We are all fighters. If there is something we want, we should stop at nothing to get it. The problem is, at times we are too lazy to fight over what we take for granted: love. It is impossible to describe how strong love really is. To feel its strength is like taking a knockout punch; not to the head, but to the heart. This is a film that gracefully showcases the bitterness of not receiving love in return, and the greatness of achieving success when there is love in the air.

From beginning to end, there is a steady, but disruptive flow from one side of the spectrum to the other. In the agony of Micky’s defeats, you demonstrated how the power of love carried him from a disheartening part of his life, to the very best. For that, you produced a flawless display of character development. The most important aspect of this cinematic element of film is the chemistry between the characters. So often one comes across films where the lead actors and supporting actors will display their craft and shine. While admiring their work is to be expected, you cannot ignore the even smaller supporting roles and characters.

The dialogue between them is just part of what gives life to the film itself. In this film, each character has something to do with the struggles and achievements of Micky. For him, that means that he is fighting for much more than just personal glory, but for a family, town, and everything that makes up his life.

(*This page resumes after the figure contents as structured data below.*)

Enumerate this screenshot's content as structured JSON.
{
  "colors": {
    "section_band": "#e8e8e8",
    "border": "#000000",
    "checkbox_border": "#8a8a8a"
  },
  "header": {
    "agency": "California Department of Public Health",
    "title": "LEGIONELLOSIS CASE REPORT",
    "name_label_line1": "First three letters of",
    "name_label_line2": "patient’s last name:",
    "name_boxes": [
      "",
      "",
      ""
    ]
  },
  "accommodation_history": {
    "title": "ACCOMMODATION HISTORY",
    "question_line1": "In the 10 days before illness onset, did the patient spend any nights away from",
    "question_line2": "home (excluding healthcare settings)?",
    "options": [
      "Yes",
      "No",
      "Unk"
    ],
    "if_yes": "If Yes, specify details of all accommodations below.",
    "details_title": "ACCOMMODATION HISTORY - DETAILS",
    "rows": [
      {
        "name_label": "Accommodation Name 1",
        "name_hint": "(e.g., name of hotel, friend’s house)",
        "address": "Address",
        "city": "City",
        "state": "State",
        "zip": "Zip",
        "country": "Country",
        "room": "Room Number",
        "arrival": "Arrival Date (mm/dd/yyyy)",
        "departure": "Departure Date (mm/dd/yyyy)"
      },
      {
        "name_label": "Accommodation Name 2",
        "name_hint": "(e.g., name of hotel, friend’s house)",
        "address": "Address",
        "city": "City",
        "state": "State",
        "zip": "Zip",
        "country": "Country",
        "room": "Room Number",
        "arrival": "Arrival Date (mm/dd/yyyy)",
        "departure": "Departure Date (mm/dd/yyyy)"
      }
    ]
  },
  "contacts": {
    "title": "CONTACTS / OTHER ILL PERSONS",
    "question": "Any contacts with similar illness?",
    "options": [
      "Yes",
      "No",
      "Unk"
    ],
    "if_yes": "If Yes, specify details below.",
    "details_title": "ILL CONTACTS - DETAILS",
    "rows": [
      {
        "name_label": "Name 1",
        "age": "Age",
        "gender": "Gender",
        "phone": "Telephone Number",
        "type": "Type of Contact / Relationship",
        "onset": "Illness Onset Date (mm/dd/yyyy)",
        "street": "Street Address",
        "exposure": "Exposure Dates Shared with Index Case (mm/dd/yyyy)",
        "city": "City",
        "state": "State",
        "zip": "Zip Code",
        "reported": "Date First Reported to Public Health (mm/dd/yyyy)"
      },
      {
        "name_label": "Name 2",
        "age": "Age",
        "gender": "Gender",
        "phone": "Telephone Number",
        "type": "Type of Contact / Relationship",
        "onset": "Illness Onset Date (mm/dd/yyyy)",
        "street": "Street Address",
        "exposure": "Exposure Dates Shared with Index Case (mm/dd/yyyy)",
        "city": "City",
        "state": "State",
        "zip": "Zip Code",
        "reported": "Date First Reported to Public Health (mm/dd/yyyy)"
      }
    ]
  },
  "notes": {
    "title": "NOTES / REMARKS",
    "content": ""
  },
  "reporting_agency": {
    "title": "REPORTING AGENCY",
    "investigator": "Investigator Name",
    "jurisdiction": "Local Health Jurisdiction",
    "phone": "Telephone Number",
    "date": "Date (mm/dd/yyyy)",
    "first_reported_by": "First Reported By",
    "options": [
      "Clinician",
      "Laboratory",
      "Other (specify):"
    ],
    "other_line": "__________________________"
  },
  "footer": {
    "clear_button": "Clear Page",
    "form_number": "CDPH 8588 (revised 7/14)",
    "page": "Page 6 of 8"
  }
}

What I found to be most appealing was your emphasis on the importance of commitment. Early on, there was enough pain and frustration going on in Micky’s life that he could have taken the easy way out and quit boxing. What made the situation even worse is that his family, especially Dicky, was not as committed to his success as he thought. This is where your marvelous execution of character development shined. More importantly, you finished the championship fight standing in the middle of the ring. There are films that conclude with questions that were never answered. However, the chemistry of your characters, effortless flow, and a captivating story met my expectations.